Monday, February 22, 2010

The Gate in the Wall

Ellen Howard
Atheneum Books for Young Readers 1999

Ever since she was seven, Emma has known nothing but long, grueling days at work in the silk factory. While her sister stays home with a sickly new baby and her sister's drunken, abusive husband looks for work, Emma's wages are the only thing keeping bread on the table. Battered, numb, and ragged, Emma never imagines that another world, another life, lies just on the other side of the wall.

One day, late for work, shut out from the factory and terrified of the beating she'll get back home, Emma sees an open gate in the wall and steps through to find a shining canal and a long, painted boat full of potatoes. Half starved, Emma doesn't think the owner of the boat will miss just one. But when the surly old boatwoman comes back and finds out what Emma has done, she presses Emma into service to pay for the missing potato.

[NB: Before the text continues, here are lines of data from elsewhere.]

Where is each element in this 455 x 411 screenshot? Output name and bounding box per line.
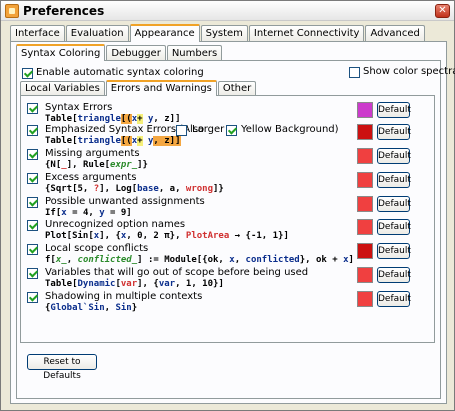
- row-checkbox[interactable]: [27, 268, 38, 279]
- tab-errors-and-warnings[interactable]: Errors and Warnings: [105, 80, 217, 96]
- show-spectra-checkbox[interactable]: [349, 67, 360, 78]
- default-button[interactable]: Default: [377, 291, 411, 307]
- row-code-example: Plot[Sin[x], {x, 0, 2 π}, PlotArea → {-1…: [45, 231, 289, 241]
- larger-label: Larger: [192, 124, 225, 135]
- row-code-example: {Global`Sin, Sin}: [45, 303, 138, 313]
- tab-system[interactable]: System: [200, 25, 248, 42]
- tab-advanced[interactable]: Advanced: [365, 25, 425, 42]
- default-button[interactable]: Default: [377, 267, 411, 283]
- default-button[interactable]: Default: [377, 124, 411, 140]
- color-swatch[interactable]: [357, 267, 373, 283]
- default-button[interactable]: Default: [377, 172, 411, 188]
- title-bar: Preferences ✕: [1, 1, 454, 21]
- default-button[interactable]: Default: [377, 219, 411, 235]
- row-checkbox[interactable]: [27, 292, 38, 303]
- default-button[interactable]: Default: [377, 148, 411, 164]
- tab-appearance[interactable]: Appearance: [129, 24, 200, 42]
- row-label: Shadowing in multiple contexts: [45, 291, 203, 302]
- tab-local-variables[interactable]: Local Variables: [20, 81, 105, 96]
- sub-tab-bar: Syntax Coloring Debugger Numbers: [16, 44, 223, 61]
- row-checkbox[interactable]: [27, 103, 38, 114]
- row-code-example: {N[_], Rule[expr_]}: [45, 160, 148, 170]
- default-button[interactable]: Default: [377, 102, 411, 118]
- default-button[interactable]: Default: [377, 243, 411, 259]
- show-spectra-label: Show color spectra: [363, 66, 455, 77]
- row-label: Variables that will go out of scope befo…: [45, 267, 309, 278]
- color-swatch[interactable]: [357, 196, 373, 212]
- color-swatch[interactable]: [357, 172, 373, 188]
- row-label: Unrecognized option names: [45, 219, 186, 230]
- preferences-window: Preferences ✕ Interface Evaluation Appea…: [0, 0, 455, 411]
- color-swatch[interactable]: [357, 291, 373, 307]
- enable-syntax-label: Enable automatic syntax coloring: [36, 67, 204, 78]
- tab-internet-connectivity[interactable]: Internet Connectivity: [248, 25, 365, 42]
- color-swatch[interactable]: [357, 102, 373, 118]
- row-checkbox[interactable]: [27, 220, 38, 231]
- tab-debugger[interactable]: Debugger: [106, 45, 166, 61]
- close-button[interactable]: ✕: [435, 4, 450, 18]
- row-checkbox[interactable]: [27, 149, 38, 160]
- row-code-example: If[x = 4, y = 9]: [45, 208, 132, 218]
- tab-interface[interactable]: Interface: [10, 25, 65, 42]
- color-swatch[interactable]: [357, 148, 373, 164]
- row-code-example: Table[triangle[(x+ y, z]]: [45, 136, 181, 146]
- reset-to-defaults-button[interactable]: Reset to Defaults: [27, 354, 97, 381]
- row-checkbox[interactable]: [27, 173, 38, 184]
- color-swatch[interactable]: [357, 243, 373, 259]
- row-label: Missing arguments: [45, 148, 140, 159]
- row-label: Syntax Errors: [45, 102, 113, 113]
- tab-syntax-coloring[interactable]: Syntax Coloring: [16, 44, 106, 61]
- app-icon: [5, 4, 19, 18]
- row-checkbox[interactable]: [27, 197, 38, 208]
- default-button[interactable]: Default: [377, 196, 411, 212]
- row-code-example: Table[triangle[(x+ y, z]]: [45, 114, 181, 124]
- yellow-background-label: Yellow Background): [241, 124, 339, 135]
- row-code-example: f[x_, conflicted_] := Module[{ok, x, con…: [45, 255, 354, 265]
- main-tab-bar: Interface Evaluation Appearance System I…: [10, 24, 426, 42]
- tab-numbers[interactable]: Numbers: [166, 45, 223, 61]
- color-swatch[interactable]: [357, 219, 373, 235]
- row-label: Local scope conflicts: [45, 243, 149, 254]
- larger-checkbox[interactable]: [176, 125, 187, 136]
- row-checkbox[interactable]: [27, 244, 38, 255]
- row-label: Excess arguments: [45, 172, 137, 183]
- yellow-background-checkbox[interactable]: [226, 125, 237, 136]
- row-code-example: {Sqrt[5, ?], Log[base, a, wrong]}: [45, 184, 224, 194]
- window-title: Preferences: [23, 4, 105, 18]
- inner-tab-bar: Local Variables Errors and Warnings Othe…: [20, 80, 257, 96]
- row-checkbox[interactable]: [27, 125, 38, 136]
- row-label: Possible unwanted assignments: [45, 196, 205, 207]
- row-code-example: Table[Dynamic[var], {var, 1, 10}]: [45, 279, 224, 289]
- tab-evaluation[interactable]: Evaluation: [65, 25, 129, 42]
- enable-syntax-checkbox[interactable]: [22, 68, 33, 79]
- tab-other[interactable]: Other: [217, 81, 257, 96]
- color-swatch[interactable]: [357, 124, 373, 140]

At first Emma thinks she'll run away back to her sister's house at the first opportunity, but as the days go on Emma comes to love her new life on the canal. For the first time in years she's clean and well fed, and she enjoys walking all day alongside the horse that pulls the canal boat. Still, Emma can't help worrying about her sister, and about her little nephew. Emma struggles to choose between deserting her sister and deserting the boatwoman who has given her a new chance at life.

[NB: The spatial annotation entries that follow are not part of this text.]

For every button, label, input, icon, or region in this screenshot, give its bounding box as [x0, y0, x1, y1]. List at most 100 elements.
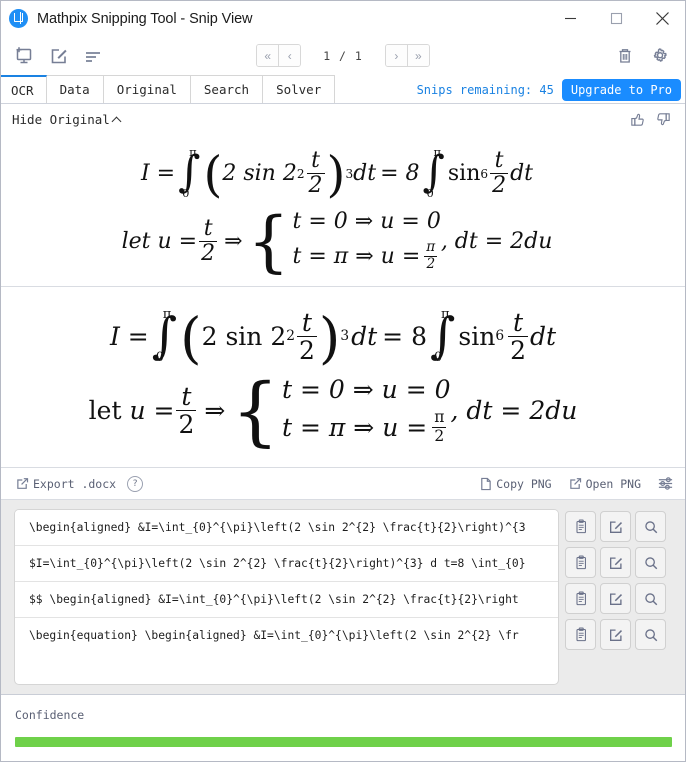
edit-square-icon[interactable] [46, 43, 71, 68]
fraction-pi-over-2: π 2 [424, 239, 438, 272]
export-toolbar: Export .docx ? Copy PNG Open PNG [1, 468, 685, 500]
r-integral-1: ∫ π 0 [151, 307, 178, 365]
list-lines-icon[interactable] [80, 43, 105, 68]
sliders-icon[interactable] [657, 475, 674, 492]
upgrade-to-pro-button[interactable]: Upgrade to Pro [561, 79, 681, 101]
main-toolbar: « ‹ 1 / 1 › » [1, 37, 685, 74]
original-image-preview: I = ∫ π 0 ( 2 sin 22 t 2 )3 dt = 8 ∫ π [1, 136, 685, 287]
r-fraction-t-2: t 2 [296, 308, 317, 365]
copy-file-icon [478, 476, 493, 491]
r-eq-inner: 2 sin 2 [201, 322, 287, 351]
title-bar: Mathpix Snipping Tool - Snip View [1, 1, 685, 37]
latex-results-list: \begin{aligned} &I=\int_{0}^{\pi}\left(2… [14, 509, 559, 685]
fraction-t-over-2-c: t 2 [199, 216, 218, 266]
open-png-button[interactable]: Open PNG [568, 476, 641, 491]
case-2: t = π ⇒ u = π 2 [292, 239, 438, 272]
copy-png-button[interactable]: Copy PNG [478, 476, 552, 491]
magnifier-icon[interactable] [635, 583, 666, 614]
tab-data[interactable]: Data [45, 75, 104, 103]
toolbar-right-icons [615, 46, 685, 66]
latex-results-area: \begin{aligned} &I=\int_{0}^{\pi}\left(2… [1, 500, 685, 694]
tab-bar: OCR Data Original Search Solver Snips re… [1, 74, 685, 104]
next-page-button[interactable]: › [385, 45, 407, 66]
hide-original-row: Hide Original [1, 104, 685, 136]
external-link-icon [568, 476, 583, 491]
eq-sin-sup: 6 [480, 166, 489, 181]
clipboard-icon[interactable] [565, 547, 596, 578]
magnifier-icon[interactable] [635, 511, 666, 542]
edit-square-icon[interactable] [600, 583, 631, 614]
external-link-icon [15, 476, 30, 491]
mathpix-logo-icon [9, 9, 28, 28]
copy-png-label: Copy PNG [496, 476, 552, 491]
eq-inner: 2 sin 2 [222, 160, 297, 186]
cases-brace: { [247, 203, 290, 281]
cases-group: t = 0 ⇒ u = 0 t = π ⇒ u = π 2 [293, 211, 441, 271]
edit-square-icon[interactable] [600, 511, 631, 542]
latex-row-1[interactable]: \begin{aligned} &I=\int_{0}^{\pi}\left(2… [15, 510, 558, 545]
clipboard-icon[interactable] [565, 511, 596, 542]
open-png-label: Open PNG [585, 476, 641, 491]
r-integral-2: ∫ π 0 [429, 307, 456, 365]
thumbs-up-icon[interactable] [628, 110, 647, 129]
tab-ocr[interactable]: OCR [1, 75, 47, 103]
latex-row-2-actions [565, 545, 666, 580]
clipboard-icon[interactable] [565, 619, 596, 650]
maximize-icon[interactable] [593, 1, 639, 36]
page-indicator: 1 / 1 [323, 48, 363, 63]
latex-row-actions [565, 509, 666, 685]
eq-inner-sup: 2 [296, 166, 305, 181]
clipboard-icon[interactable] [565, 583, 596, 614]
window-controls [547, 1, 685, 36]
snips-remaining-label: Snips remaining: 45 [416, 83, 554, 97]
export-right-cluster: Copy PNG Open PNG [478, 475, 674, 492]
minimize-icon[interactable] [547, 1, 593, 36]
rendered-equation-line-2: let u = t 2 ⇒ { t = 0 ⇒ u = 0 t = π ⇒ u … [88, 367, 578, 456]
r-fraction-t-2-c: t 2 [176, 382, 197, 439]
integral-1: ∫ π 0 [178, 145, 201, 200]
thumbs-down-icon[interactable] [654, 110, 673, 129]
toolbar-left-icons [1, 43, 105, 68]
first-page-button[interactable]: « [257, 45, 279, 66]
feedback-buttons [628, 110, 673, 129]
tab-solver[interactable]: Solver [262, 75, 336, 103]
export-docx-button[interactable]: Export .docx [15, 476, 116, 491]
rendered-equation-preview: I = ∫ π 0 ( 2 sin 22 t 2 )3 dt = 8 ∫ π [1, 287, 685, 468]
latex-row-4[interactable]: \begin{equation} \begin{aligned} &I=\int… [15, 617, 558, 653]
edit-square-icon[interactable] [600, 547, 631, 578]
hide-original-label: Hide Original [12, 112, 110, 127]
export-docx-label: Export .docx [33, 476, 117, 491]
fraction-t-over-2: t 2 [306, 148, 325, 199]
eq-u: u = [157, 228, 198, 254]
tab-original[interactable]: Original [102, 75, 191, 103]
gear-icon[interactable] [649, 46, 669, 66]
confidence-label: Confidence [15, 708, 85, 722]
prev-page-button[interactable]: ‹ [278, 45, 301, 66]
eq-implies: ⇒ [224, 228, 243, 254]
trash-icon[interactable] [615, 46, 635, 66]
tabs-right-cluster: Snips remaining: 45 Upgrade to Pro [417, 79, 685, 103]
tab-search[interactable]: Search [189, 75, 264, 103]
help-circle-icon[interactable]: ? [127, 475, 144, 492]
edit-square-icon[interactable] [600, 619, 631, 650]
integral-2-upper: π [433, 145, 442, 160]
original-equation-line-1: I = ∫ π 0 ( 2 sin 22 t 2 )3 dt = 8 ∫ π [140, 145, 534, 204]
close-icon[interactable] [639, 1, 685, 36]
magnifier-icon[interactable] [635, 619, 666, 650]
magnifier-icon[interactable] [635, 547, 666, 578]
latex-row-2[interactable]: $I=\int_{0}^{\pi}\left(2 \sin 2^{2} \fra… [15, 545, 558, 581]
window-title: Mathpix Snipping Tool - Snip View [37, 10, 253, 27]
integral-1-lower: 0 [182, 185, 190, 200]
hide-original-toggle[interactable]: Hide Original [12, 112, 122, 127]
eq-equals-8: = 8 [380, 160, 420, 186]
integral-2: ∫ π 0 [422, 145, 445, 200]
latex-row-3[interactable]: $$ \begin{aligned} &I=\int_{0}^{\pi}\lef… [15, 581, 558, 617]
eq-tail: , dt = 2du [440, 228, 553, 254]
fraction-t-over-2-b: t 2 [490, 148, 509, 199]
last-page-button[interactable]: » [406, 45, 429, 66]
r-cases-group: t = 0 ⇒ u = 0 t = π ⇒ u = π 2 [282, 375, 451, 445]
rendered-equation-line-1: I = ∫ π 0 ( 2 sin 22 t 2 )3 dt = 8 ∫ π [109, 305, 557, 370]
case-1: t = 0 ⇒ u = 0 [292, 209, 441, 235]
eq-lhs: I = [140, 160, 176, 186]
snip-screen-icon[interactable] [12, 43, 37, 68]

The Gate in the Wall reveals a world within a world, a colorful society of boatpeople with their own fascinating culture that flourished on the canals alongside and almost outside the grim, sooty reality of the industrial revolution. Throughout the book I enjoyed watching Emma bloom in their community, journey from abused factory waif to confident young woman. Recommended for ages nine and up.

Monday, February 15, 2010

The Dragon of Trelian

Michelle Knudsen
Candlewick Press 2009

An awkward mage's apprentice, a young princess with a secret, two enemy kingdoms making peace with a royal wedding, evil forces that will do anything to start the war anew...

...and a dragon.

You may have seen all these story elements before, but you've never seen them put together quite like this. Michelle Knudsen's first novel brings to life a fresh world of magic and danger. I thoroughly enjoyed this engaging and very fun read. The suspense at times was absolutely unbearable---I was squealing and stomping my feet, having to force myself to read line by line instead of skipping down the page to make sure everything turns out all right.

I hope Michelle Knudsen writes more novels. I want to read them all.

Monday, February 8, 2010

All the World

Liz Garton Scanlon
illustrated by Marla Frazee
Beach Lane Books 2009

Lots of picture books have made me laugh.

Very few have made me cry.

All the wonder in the world seems to be captured in the quiet poetry of Liz Garton Scanlon's text. Lyrical, it throbs with the steady rhythm of life. I love Marla Frazee's lively illustrations, simple but just bursting with personality. This book made me glad to be alive, grateful to tears for trees and oceans and sunsets and people. What better feelings are there to share with a child?

Monday, February 1, 2010

First Light

Rebecca Stead
Wendy Lamb Books, 2007

In a colony carved out beneath an arctic glacier, Thea's people live a simple life, safe from the angry mobs that hunted their ancestors for witchcraft. But now their numbers have grown too large. They can barely sustain themselves. Thea wants to find a way to the surface, but her grandmother, the leader of their clan, has forbidden it.

Peter has never been to Greenland before. His father, a glaciologist, has always gone by himself on research trips, but this time Peter and both his parents are going all together. Once there, Peter begins to suspect that his mother and father are looking for something, something they won't tell him about.

Then Peter discovers a strange marking in the ice, Thea decodes an ancient map, and two worlds are about to collide.

First Light had me hooked in the first few pages with its exceptional prose and characters so alive I loved them at once. I had gone to the library looking for Rebecca Stead's Newbery winner, When You Reach Me, but according to the library's computer catalog, six other people had the same idea before I did. I will have to wait. In the mean time, I simply adored her science fiction arctic adventure mystery of a first novel. Recommended for ages ten and up.